Only a sound mind will understand this cool not all this dancing senator,Kemi Oluwole and Gucci majority/minority leader from that waste side of zoogerian republic who see professors as entitlements based on quota system Smh angry angry

Re: 2019 POLL: A Referendum On Restructuring – Soludo by bobnatlo(m): 3:26pm On Aug 03, 2018
The way forward
Re: 2019 POLL: A Referendum On Restructuring – Soludo by SpecialAdviser(m): 3:28pm On Aug 03, 2018
Should be a referendum to break up.
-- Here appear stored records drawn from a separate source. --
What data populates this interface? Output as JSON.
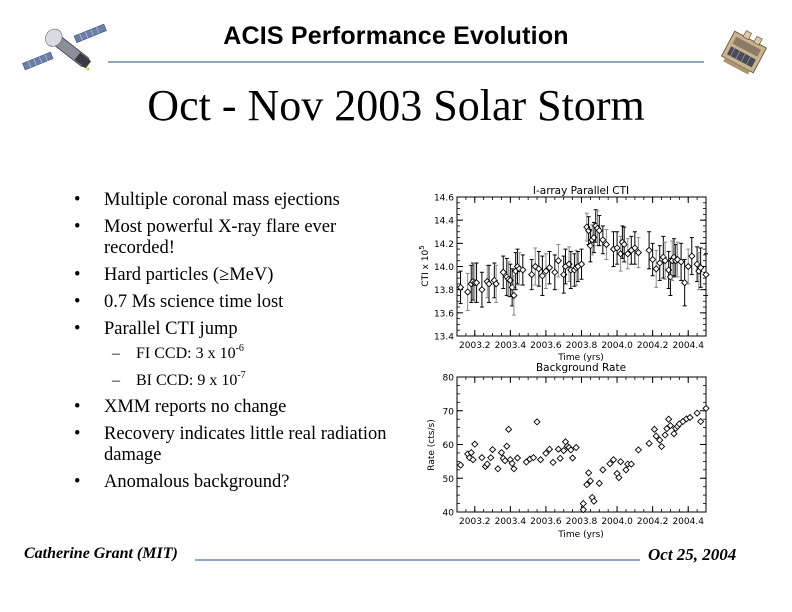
{
  "header": {
    "title": "ACIS Performance Evolution",
    "left_logo_icon": "chandra-satellite-icon",
    "right_logo_icon": "acis-instrument-icon"
  },
  "slide": {
    "title": "Oct - Nov 2003 Solar Storm"
  },
  "bullets": [
    {
      "level": 1,
      "mark": "•",
      "text": "Multiple coronal mass ejections"
    },
    {
      "level": 1,
      "mark": "•",
      "text": "Most powerful X-ray flare ever recorded!"
    },
    {
      "level": 1,
      "mark": "•",
      "text": "Hard particles (≥MeV)"
    },
    {
      "level": 1,
      "mark": "•",
      "text": "0.7 Ms science time lost"
    },
    {
      "level": 1,
      "mark": "•",
      "text": "Parallel CTI jump"
    },
    {
      "level": 2,
      "mark": "–",
      "text": "FI CCD: 3 x 10",
      "sup": "-6"
    },
    {
      "level": 2,
      "mark": "–",
      "text": "BI CCD: 9 x 10",
      "sup": "-7"
    },
    {
      "level": 1,
      "mark": "•",
      "text": "XMM reports no change"
    },
    {
      "level": 1,
      "mark": "•",
      "text": "Recovery indicates little real radiation damage"
    },
    {
      "level": 1,
      "mark": "•",
      "text": "Anomalous background?"
    }
  ],
  "footer": {
    "author": "Catherine Grant (MIT)",
    "date": "Oct 25, 2004"
  },
  "chart_data": [
    {
      "type": "scatter",
      "title": "I-array Parallel CTI",
      "xlabel": "Time (yrs)",
      "ylabel": "CTI x 10",
      "ylabel_sup": "5",
      "xlim": [
        2003.1,
        2004.5
      ],
      "ylim": [
        13.4,
        14.6
      ],
      "xticks": [
        2003.2,
        2003.4,
        2003.6,
        2003.8,
        2004.0,
        2004.2,
        2004.4
      ],
      "xtick_labels": [
        "2003.2",
        "2003.4",
        "2003.6",
        "2003.8",
        "2004.0",
        "2004.2",
        "2004.4"
      ],
      "yticks": [
        13.4,
        13.6,
        13.8,
        14.0,
        14.2,
        14.4,
        14.6
      ],
      "ytick_labels": [
        "13.4",
        "13.6",
        "13.8",
        "14.0",
        "14.2",
        "14.4",
        "14.6"
      ],
      "marker": "diamond",
      "error_bars": true,
      "points": [
        {
          "x": 2003.12,
          "y": 13.82,
          "err": 0.14
        },
        {
          "x": 2003.16,
          "y": 13.78,
          "err": 0.16
        },
        {
          "x": 2003.18,
          "y": 13.85,
          "err": 0.16
        },
        {
          "x": 2003.19,
          "y": 13.87,
          "err": 0.16
        },
        {
          "x": 2003.2,
          "y": 13.86,
          "err": 0.17
        },
        {
          "x": 2003.21,
          "y": 13.86,
          "err": 0.17
        },
        {
          "x": 2003.24,
          "y": 13.8,
          "err": 0.15
        },
        {
          "x": 2003.27,
          "y": 13.87,
          "err": 0.14
        },
        {
          "x": 2003.28,
          "y": 13.85,
          "err": 0.16
        },
        {
          "x": 2003.31,
          "y": 13.88,
          "err": 0.15
        },
        {
          "x": 2003.32,
          "y": 13.85,
          "err": 0.16
        },
        {
          "x": 2003.36,
          "y": 13.95,
          "err": 0.14
        },
        {
          "x": 2003.38,
          "y": 13.91,
          "err": 0.16
        },
        {
          "x": 2003.39,
          "y": 13.89,
          "err": 0.15
        },
        {
          "x": 2003.4,
          "y": 13.88,
          "err": 0.14
        },
        {
          "x": 2003.41,
          "y": 13.82,
          "err": 0.16
        },
        {
          "x": 2003.42,
          "y": 13.75,
          "err": 0.17
        },
        {
          "x": 2003.43,
          "y": 13.96,
          "err": 0.16
        },
        {
          "x": 2003.44,
          "y": 14.0,
          "err": 0.15
        },
        {
          "x": 2003.45,
          "y": 13.98,
          "err": 0.14
        },
        {
          "x": 2003.47,
          "y": 13.97,
          "err": 0.13
        },
        {
          "x": 2003.52,
          "y": 13.93,
          "err": 0.13
        },
        {
          "x": 2003.54,
          "y": 14.0,
          "err": 0.16
        },
        {
          "x": 2003.56,
          "y": 13.98,
          "err": 0.15
        },
        {
          "x": 2003.58,
          "y": 13.92,
          "err": 0.17
        },
        {
          "x": 2003.6,
          "y": 13.96,
          "err": 0.15
        },
        {
          "x": 2003.62,
          "y": 13.99,
          "err": 0.14
        },
        {
          "x": 2003.65,
          "y": 13.95,
          "err": 0.15
        },
        {
          "x": 2003.67,
          "y": 14.05,
          "err": 0.14
        },
        {
          "x": 2003.7,
          "y": 13.93,
          "err": 0.16
        },
        {
          "x": 2003.71,
          "y": 14.0,
          "err": 0.15
        },
        {
          "x": 2003.73,
          "y": 14.02,
          "err": 0.15
        },
        {
          "x": 2003.74,
          "y": 13.97,
          "err": 0.16
        },
        {
          "x": 2003.76,
          "y": 13.97,
          "err": 0.14
        },
        {
          "x": 2003.77,
          "y": 13.99,
          "err": 0.15
        },
        {
          "x": 2003.78,
          "y": 14.0,
          "err": 0.13
        },
        {
          "x": 2003.8,
          "y": 14.02,
          "err": 0.13
        },
        {
          "x": 2003.83,
          "y": 14.34,
          "err": 0.12
        },
        {
          "x": 2003.84,
          "y": 14.31,
          "err": 0.12
        },
        {
          "x": 2003.85,
          "y": 14.18,
          "err": 0.14
        },
        {
          "x": 2003.86,
          "y": 14.23,
          "err": 0.13
        },
        {
          "x": 2003.87,
          "y": 14.25,
          "err": 0.13
        },
        {
          "x": 2003.88,
          "y": 14.35,
          "err": 0.14
        },
        {
          "x": 2003.89,
          "y": 14.33,
          "err": 0.15
        },
        {
          "x": 2003.9,
          "y": 14.31,
          "err": 0.13
        },
        {
          "x": 2003.92,
          "y": 14.23,
          "err": 0.12
        },
        {
          "x": 2003.94,
          "y": 14.19,
          "err": 0.13
        },
        {
          "x": 2003.98,
          "y": 14.15,
          "err": 0.15
        },
        {
          "x": 2004.0,
          "y": 14.16,
          "err": 0.14
        },
        {
          "x": 2004.02,
          "y": 14.11,
          "err": 0.15
        },
        {
          "x": 2004.03,
          "y": 14.21,
          "err": 0.14
        },
        {
          "x": 2004.04,
          "y": 14.19,
          "err": 0.15
        },
        {
          "x": 2004.06,
          "y": 14.11,
          "err": 0.13
        },
        {
          "x": 2004.08,
          "y": 14.14,
          "err": 0.12
        },
        {
          "x": 2004.1,
          "y": 14.16,
          "err": 0.14
        },
        {
          "x": 2004.12,
          "y": 14.12,
          "err": 0.13
        },
        {
          "x": 2004.18,
          "y": 14.14,
          "err": 0.16
        },
        {
          "x": 2004.2,
          "y": 14.06,
          "err": 0.14
        },
        {
          "x": 2004.22,
          "y": 13.98,
          "err": 0.16
        },
        {
          "x": 2004.24,
          "y": 14.03,
          "err": 0.15
        },
        {
          "x": 2004.26,
          "y": 14.08,
          "err": 0.18
        },
        {
          "x": 2004.27,
          "y": 14.05,
          "err": 0.16
        },
        {
          "x": 2004.29,
          "y": 13.97,
          "err": 0.16
        },
        {
          "x": 2004.3,
          "y": 13.91,
          "err": 0.16
        },
        {
          "x": 2004.31,
          "y": 14.05,
          "err": 0.17
        },
        {
          "x": 2004.32,
          "y": 14.08,
          "err": 0.16
        },
        {
          "x": 2004.33,
          "y": 14.05,
          "err": 0.14
        },
        {
          "x": 2004.34,
          "y": 14.06,
          "err": 0.15
        },
        {
          "x": 2004.36,
          "y": 14.04,
          "err": 0.16
        },
        {
          "x": 2004.38,
          "y": 13.86,
          "err": 0.2
        },
        {
          "x": 2004.4,
          "y": 14.0,
          "err": 0.15
        },
        {
          "x": 2004.42,
          "y": 14.09,
          "err": 0.16
        },
        {
          "x": 2004.45,
          "y": 14.02,
          "err": 0.15
        },
        {
          "x": 2004.46,
          "y": 13.96,
          "err": 0.16
        },
        {
          "x": 2004.47,
          "y": 13.99,
          "err": 0.17
        },
        {
          "x": 2004.5,
          "y": 13.93,
          "err": 0.18
        }
      ]
    },
    {
      "type": "scatter",
      "title": "Background Rate",
      "xlabel": "Time (yrs)",
      "ylabel": "Rate (cts/s)",
      "xlim": [
        2003.1,
        2004.5
      ],
      "ylim": [
        40,
        80
      ],
      "xticks": [
        2003.2,
        2003.4,
        2003.6,
        2003.8,
        2004.0,
        2004.2,
        2004.4
      ],
      "xtick_labels": [
        "2003.2",
        "2003.4",
        "2003.6",
        "2003.8",
        "2004.0",
        "2004.2",
        "2004.4"
      ],
      "yticks": [
        40,
        50,
        60,
        70,
        80
      ],
      "ytick_labels": [
        "40",
        "50",
        "60",
        "70",
        "80"
      ],
      "marker": "diamond",
      "points": [
        {
          "x": 2003.12,
          "y": 53.9
        },
        {
          "x": 2003.16,
          "y": 57.2
        },
        {
          "x": 2003.17,
          "y": 56.1
        },
        {
          "x": 2003.18,
          "y": 57.6
        },
        {
          "x": 2003.19,
          "y": 55.5
        },
        {
          "x": 2003.2,
          "y": 60.1
        },
        {
          "x": 2003.24,
          "y": 56.1
        },
        {
          "x": 2003.26,
          "y": 53.5
        },
        {
          "x": 2003.27,
          "y": 54.2
        },
        {
          "x": 2003.29,
          "y": 56.1
        },
        {
          "x": 2003.3,
          "y": 58.5
        },
        {
          "x": 2003.33,
          "y": 52.8
        },
        {
          "x": 2003.35,
          "y": 57.6
        },
        {
          "x": 2003.36,
          "y": 55.9
        },
        {
          "x": 2003.37,
          "y": 55.2
        },
        {
          "x": 2003.38,
          "y": 59.5
        },
        {
          "x": 2003.39,
          "y": 64.5
        },
        {
          "x": 2003.4,
          "y": 55.5
        },
        {
          "x": 2003.41,
          "y": 54.4
        },
        {
          "x": 2003.42,
          "y": 52.8
        },
        {
          "x": 2003.44,
          "y": 56.0
        },
        {
          "x": 2003.49,
          "y": 54.8
        },
        {
          "x": 2003.51,
          "y": 55.7
        },
        {
          "x": 2003.53,
          "y": 56.1
        },
        {
          "x": 2003.55,
          "y": 66.7
        },
        {
          "x": 2003.57,
          "y": 55.5
        },
        {
          "x": 2003.6,
          "y": 57.4
        },
        {
          "x": 2003.62,
          "y": 58.6
        },
        {
          "x": 2003.64,
          "y": 54.7
        },
        {
          "x": 2003.67,
          "y": 58.6
        },
        {
          "x": 2003.68,
          "y": 55.9
        },
        {
          "x": 2003.7,
          "y": 58.2
        },
        {
          "x": 2003.71,
          "y": 60.8
        },
        {
          "x": 2003.72,
          "y": 59.5
        },
        {
          "x": 2003.73,
          "y": 59.1
        },
        {
          "x": 2003.74,
          "y": 58.4
        },
        {
          "x": 2003.75,
          "y": 56.0
        },
        {
          "x": 2003.77,
          "y": 59.1
        },
        {
          "x": 2003.81,
          "y": 42.5
        },
        {
          "x": 2003.81,
          "y": 40.7
        },
        {
          "x": 2003.83,
          "y": 48.1
        },
        {
          "x": 2003.84,
          "y": 51.6
        },
        {
          "x": 2003.85,
          "y": 49.2
        },
        {
          "x": 2003.86,
          "y": 44.3
        },
        {
          "x": 2003.87,
          "y": 43.2
        },
        {
          "x": 2003.9,
          "y": 48.5
        },
        {
          "x": 2003.92,
          "y": 52.5
        },
        {
          "x": 2003.96,
          "y": 54.3
        },
        {
          "x": 2003.98,
          "y": 55.5
        },
        {
          "x": 2004.0,
          "y": 51.4
        },
        {
          "x": 2004.01,
          "y": 50.2
        },
        {
          "x": 2004.02,
          "y": 54.9
        },
        {
          "x": 2004.05,
          "y": 52.5
        },
        {
          "x": 2004.06,
          "y": 54.2
        },
        {
          "x": 2004.08,
          "y": 54.2
        },
        {
          "x": 2004.12,
          "y": 58.4
        },
        {
          "x": 2004.18,
          "y": 60.3
        },
        {
          "x": 2004.21,
          "y": 64.5
        },
        {
          "x": 2004.22,
          "y": 62.5
        },
        {
          "x": 2004.24,
          "y": 61.3
        },
        {
          "x": 2004.25,
          "y": 59.4
        },
        {
          "x": 2004.27,
          "y": 62.8
        },
        {
          "x": 2004.28,
          "y": 64.7
        },
        {
          "x": 2004.29,
          "y": 67.5
        },
        {
          "x": 2004.3,
          "y": 65.6
        },
        {
          "x": 2004.32,
          "y": 63.2
        },
        {
          "x": 2004.33,
          "y": 64.8
        },
        {
          "x": 2004.34,
          "y": 65.4
        },
        {
          "x": 2004.35,
          "y": 66.1
        },
        {
          "x": 2004.37,
          "y": 66.8
        },
        {
          "x": 2004.39,
          "y": 67.6
        },
        {
          "x": 2004.41,
          "y": 68.0
        },
        {
          "x": 2004.45,
          "y": 69.3
        },
        {
          "x": 2004.47,
          "y": 66.8
        },
        {
          "x": 2004.5,
          "y": 70.7
        }
      ]
    }
  ]
}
Tired of this Sithole meeen.
Re: 2019 POLL: A Referendum On Restructuring – Soludo by velocity25(m): 3:40pm On Aug 03, 2018
I and millions of Igbo support hard restructuring that's breaking up of this shithole or black area! #support division of the country.
Re: 2019 POLL: A Referendum On Restructuring – Soludo by Shelumiel: 3:50pm On Aug 03, 2018
The north is benefiting from the current structure , so they will never agree to restructuring .
Re: 2019 POLL: A Referendum On Restructuring – Soludo by loveth360(f): 4:44pm On Aug 03, 2018
say no to restructuring,

what restructuring will be better than aburi accord?

What did yorubas do when the northerns broke the agreement,if not joining the north to kill igbos,

to hell with restructuring,i would rather support war than supporting their noise making they called restructuring.







God bless the land of the rising Sun.